Conclusion We argue that further analysis of public response to various emotions shared by Persons in the Public Eye could provide insight into the role of social media shared sentiment in disease prevention, control and containment for COVID-19 and in response to future disease outbreaks.

What is already known on this topic

  • Many studies have highlighted the persuasive nature of celebrity behaviour and messaging—both beneficial and detrimental to public health. As populations grow to trust the influential nature of celebrity activity on social platforms, followers are disarmed and open to persuasion when faced with the dissemination and rapid spread of misinformation. Exposure to large amounts of misinformation can have lasting effects on overall well-being and sociopsychological health.

What this study adds

  • In our previous works, our team has successfully employed various natural language processing (NLP) models for the analysis of social media shared sentiment. With the utilisation of a fine-tuned DistilRoBERTa NLP model, sentiment and content analysis could uncover a correlation between COVID-19 related messaging shared by Persons in the Public Eye and public sentiment and discourse direction.

How this study might affect research, practice or policy

  • Our discoveries could aid in better understanding public perception and attitude towards infectious disease mitigation efforts based on social influences, providing officials and policymakers tools to combat mis/disinformation shared via social media platforms and bolster disease prevention, control and containment for COVID-19 and in response to future disease outbreaks.

Introduction

The COVID-19 pandemic has changed the lives of individuals and societies worldwide.

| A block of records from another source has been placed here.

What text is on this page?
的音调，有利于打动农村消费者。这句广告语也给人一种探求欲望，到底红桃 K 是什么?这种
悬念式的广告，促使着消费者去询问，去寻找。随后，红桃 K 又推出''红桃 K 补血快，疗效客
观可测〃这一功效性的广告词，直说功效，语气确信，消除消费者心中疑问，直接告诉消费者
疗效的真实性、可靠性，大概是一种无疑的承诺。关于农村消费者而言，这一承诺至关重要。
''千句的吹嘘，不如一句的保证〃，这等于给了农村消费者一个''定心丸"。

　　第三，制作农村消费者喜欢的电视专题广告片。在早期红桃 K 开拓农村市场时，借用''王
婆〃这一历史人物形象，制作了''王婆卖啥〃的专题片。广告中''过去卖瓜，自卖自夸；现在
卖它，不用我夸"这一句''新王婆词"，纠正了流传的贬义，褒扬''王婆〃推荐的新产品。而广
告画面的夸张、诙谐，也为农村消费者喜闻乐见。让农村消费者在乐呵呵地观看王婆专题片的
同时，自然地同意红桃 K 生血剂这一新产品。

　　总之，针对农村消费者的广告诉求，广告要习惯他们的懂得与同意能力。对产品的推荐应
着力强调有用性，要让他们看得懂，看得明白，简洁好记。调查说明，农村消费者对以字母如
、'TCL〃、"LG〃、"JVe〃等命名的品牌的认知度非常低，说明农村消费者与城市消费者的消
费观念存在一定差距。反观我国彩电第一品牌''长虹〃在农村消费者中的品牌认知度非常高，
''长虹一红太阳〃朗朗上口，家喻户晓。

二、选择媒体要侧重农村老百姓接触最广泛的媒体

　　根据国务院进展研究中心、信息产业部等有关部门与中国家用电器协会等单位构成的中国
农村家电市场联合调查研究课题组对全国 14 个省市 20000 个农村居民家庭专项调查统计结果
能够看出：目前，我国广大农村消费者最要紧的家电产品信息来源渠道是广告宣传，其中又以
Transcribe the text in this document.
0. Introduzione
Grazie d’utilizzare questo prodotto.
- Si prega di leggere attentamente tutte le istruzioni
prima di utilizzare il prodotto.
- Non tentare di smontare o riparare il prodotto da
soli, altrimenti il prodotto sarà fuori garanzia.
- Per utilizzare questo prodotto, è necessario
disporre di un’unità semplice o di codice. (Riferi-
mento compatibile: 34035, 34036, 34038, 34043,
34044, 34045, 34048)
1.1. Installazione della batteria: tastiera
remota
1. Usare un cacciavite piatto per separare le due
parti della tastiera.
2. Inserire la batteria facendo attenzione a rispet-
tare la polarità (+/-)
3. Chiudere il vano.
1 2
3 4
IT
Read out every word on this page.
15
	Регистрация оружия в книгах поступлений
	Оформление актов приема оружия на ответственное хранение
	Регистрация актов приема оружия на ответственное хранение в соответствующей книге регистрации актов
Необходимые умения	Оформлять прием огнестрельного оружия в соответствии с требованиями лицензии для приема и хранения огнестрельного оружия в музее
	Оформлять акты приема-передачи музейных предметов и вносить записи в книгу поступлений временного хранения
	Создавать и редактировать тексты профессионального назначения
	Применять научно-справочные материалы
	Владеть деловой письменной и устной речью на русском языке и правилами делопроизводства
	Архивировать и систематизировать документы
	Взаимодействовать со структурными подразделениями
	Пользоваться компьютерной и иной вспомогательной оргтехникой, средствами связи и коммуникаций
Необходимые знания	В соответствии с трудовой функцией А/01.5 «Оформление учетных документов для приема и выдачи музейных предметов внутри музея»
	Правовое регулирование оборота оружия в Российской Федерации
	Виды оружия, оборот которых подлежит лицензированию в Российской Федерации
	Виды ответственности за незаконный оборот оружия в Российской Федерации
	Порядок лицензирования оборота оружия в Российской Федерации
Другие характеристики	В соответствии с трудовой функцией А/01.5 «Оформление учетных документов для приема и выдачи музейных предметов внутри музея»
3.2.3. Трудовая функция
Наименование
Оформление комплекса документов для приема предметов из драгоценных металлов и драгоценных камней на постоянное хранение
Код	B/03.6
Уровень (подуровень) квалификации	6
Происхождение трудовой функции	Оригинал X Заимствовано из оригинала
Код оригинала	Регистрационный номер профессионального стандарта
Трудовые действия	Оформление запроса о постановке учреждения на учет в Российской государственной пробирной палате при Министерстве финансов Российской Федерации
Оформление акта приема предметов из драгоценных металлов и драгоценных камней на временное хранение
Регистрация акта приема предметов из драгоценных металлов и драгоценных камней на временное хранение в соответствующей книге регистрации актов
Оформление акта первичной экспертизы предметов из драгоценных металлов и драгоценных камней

Since its identification by the WHO in late 2019, the USA alone has since seen more than 87 million confirmed cases and 1 million virus-related deaths.1 With millions of people forced out of public spaces, conversations surrounding the pandemic have taken place online, with a vast majority via social media networks.2 3 People in the Public Eye (PIPE) such as news anchors, politicians, athletes and entertainers have taken this opportunity to discuss diverse topics with their platform followers, including their own experiences and opinion about health issues3 such as COVID-19, COVID-19 vaccines and other public health measures. These shared experiences and opinions by PIPE often give way to public discourse, with many reacting to polarising statements by liking, commenting and resharing. As populations grow to trust the influential nature of celebrity activity on social platforms, followers are disarmed and open to persuasion when faced with false information, creating opportunities for dissemination and rapid spread of misinformation and disinformation.4 5 Exposure to large amounts of misinformation can have lasting effects on overall well-being and sociopsychological health.6 We argue this threat to population health should create a sense of urgency and warrants public health response to identify, develop and implement innovative mitigation strategies.

Background

As social media use has sustainably grown amid the COVID-19 pandemic, public health researchers have capitalised on the potential for data mining of shared messages on social platforms.7 Ease of access and rapid collection of data permits researchers to follow pandemic progression alongside online sentiment, providing tools for niche discovery and exploration of the emotion behind health decision making. For example, mining tweets from a specified period allows for parallel analysis of general public opinion during major events (ie, the release of new treatments such as vaccines or the death of a celebrity post-COVID-19 infection). Regarding COVID-19 vaccination specifically, researchers have used this recent increase in opinion sharing to measure overall sentiment and vaccine hesitancy or acceptance.8–11 Moreover, many studies published over the past two decades highlight the persuasive nature of celebrity behaviour and messaging—both beneficial and detrimental to public health.12–15 Others have used emotional diffusion networks to investigate the correlation between messaging shared by governmental agencies on social platforms and subsequent sentiment shared in response by the general public.16 All present strong evidence in support of impacts on health-related perception, emotion and behaviour as a result of sentiment shared by those with societal influence or authority. Sentiment analysis is the practice of extrapolating the sentiment of a subject, idea, event or phenomenon by classification of written texts as some value of polarity (ie, positive or negative).17 In our previous works,18–20 our team has successfully employed various natural language processing (NLP) models for the analysis of social media shared sentiment. The application of such analytic tools could allow for time-expanded retrospective analysis of online sentiment in correlation with the progression of the ongoing pandemic. This targeted approach could provide tools for niche discovery and exploration of the emotions behind health decision making throughout the COVID-19 pandemic era and enhance preparedness, response and recovery efforts for future health crises.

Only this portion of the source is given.